Working with our partners, we have identified core activities for the project involving:

  • Creating networks of health and human services providers to improve service delivery, coordination of care, and quality of care;
  • Using telemedicine to increase the number of children who are screened and provided services for disruptive behaviors, chronic diseases, such as asthma and diabetes, and other health issues;
  • Using telemedicine to connect school nurses to schools when they cannot be on-site;
  • Using telecommunication technology to bring additional health education to the schools;
  • Helping children connect to healthcare providers in the community and out of the area when transportation and other barriers exist.

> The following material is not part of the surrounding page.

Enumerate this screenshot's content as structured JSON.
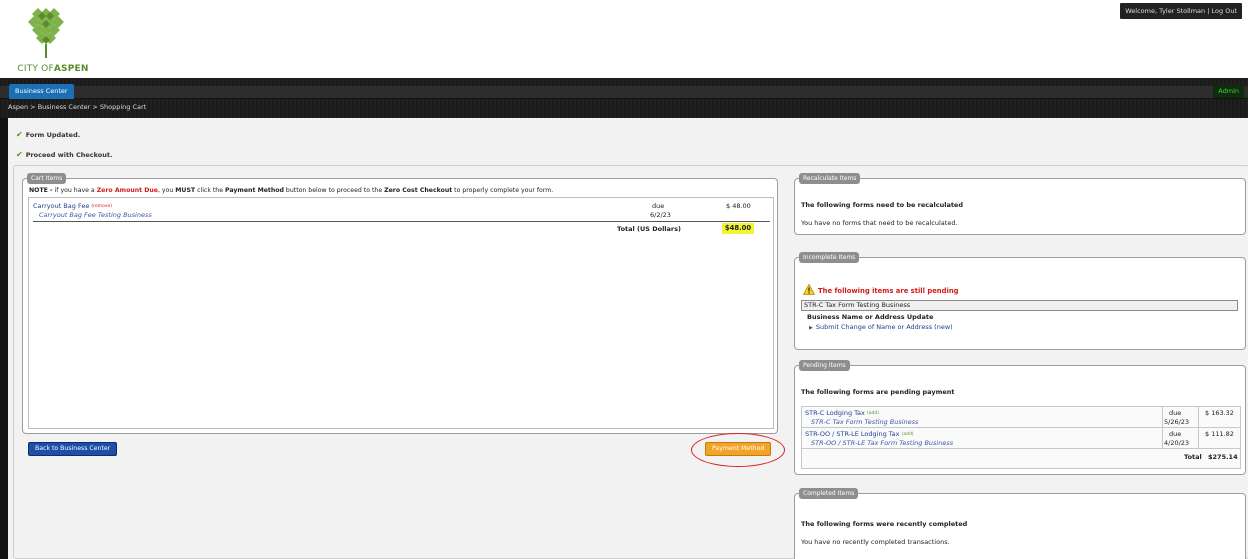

About Telehealth and Telemedicine according to the Center for Medicare and Medicaid Services:
Telehealth: The use of telecommunications and information technology to provide access to health assessment, diagnosis, intervention, consultation, supervision and information across distance.
Telemedicine: The use of medical information exchanged from one site to another via electronic communications to improve a patient’s health. Telemedicine is viewed as a cost-effective alternative to the more traditional face-to-face way of providing medical care.